The reviews identified few studies focusing on African Americans, particularly older African Americans. For example, in a review of self-care interventions designed to improve glycemic control or QOL in older, African American, or Latino adults, only 1 study among African Americans (n = 39) examined QOL.29
Discussion and Recommendations
Several key observations emerged from this review of reviews. Statements about the “state of sciences” are enormously challenging as the reviews demonstrate great heterogeneity in terms of intervention type, content, participants, and outcome measures. The language used to describe interventions varies, and diverse disciplines were involved in the delivery of sometimes complex interventions. The limited description of intervention and content included in these approaches limits the possibility of replication and necessitates cautious comparison between studies. Although a diabetes intervention taxonomy45 is suggested and sometimes used28,46 to systematically describe the components of interventions, intervention heterogeneity remains commonplace in the current literature, making it difficult to compare results. Thus, researchers and educators should seriously consider opportunities to uniformly categorize interventions, at least for descriptive purposes.
With respect to the operational definition of outcome categories,6 clearly the most frequently used clinical improvement (postintermediate) outcome measured was A1C, and the least measured were health status improvement and QOL (long-term) outcome measures.10,16,47,48 Review articles reported limited information about instruments used in the included studies. Where available, identified QOL instruments have been included in Table 2. Overall, the most frequently cited instruments were the SF-3649 and DQOL50 to measure general and diabetes-specific QOL, respectively. Moreover, when considering key outcomes for studies, in addition to including physiological outcomes, additional patientreported outcomes should be considered. Addressing the importance of patients’ perceptions of the effects of chronic illness and its treatment has the potential to significantly improve overall DM management.51 Noted researchers32 emphasized the exclusion of outcomes such as QOL as a limitation. As telling, having looked at only A1C, other review authors28 suggest their work would have been enhanced with the inclusion of behavioral outcomes. Given the complexity of factors at many levels, which can affect processes, impact, and outcomes of care, investigators and clinicians should mindfully seek clarity in operational definitions and in better understanding the relationships of the various factors.
Interventions tailored toward high-risk populations, such as African Americans or the aged, or those with limited literacy skills have been emphasized, yet cultural relevance, literacy, and age-related concerns of interventions have been neglected in the current literature.
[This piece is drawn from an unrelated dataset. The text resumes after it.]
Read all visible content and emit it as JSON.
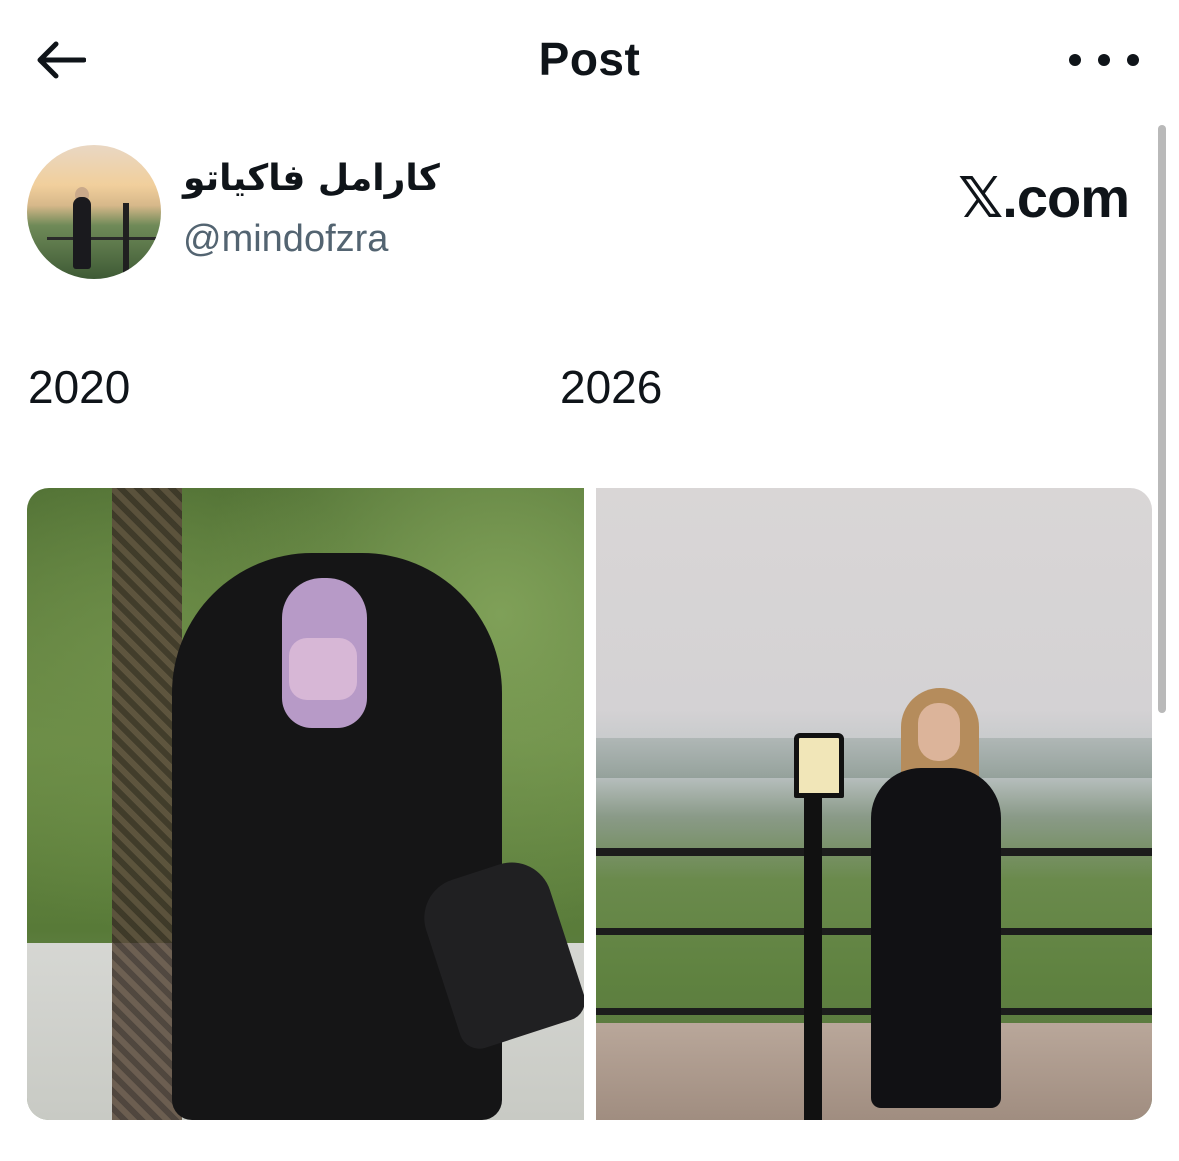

Although several review authors31-33,46 suggest sociocultural context as an important indicator, only 3 of 12 review articles were solely dedicated to such areas. For example, Sarkisian et al29 was the only review specifically focused on older high-risk racial and ethnic groups, whereas Eakin et al33 and Glazier et al46 defined their populations of interest as low socioeconomic status (SES) or socially disadvantaged ethnic and racial adults.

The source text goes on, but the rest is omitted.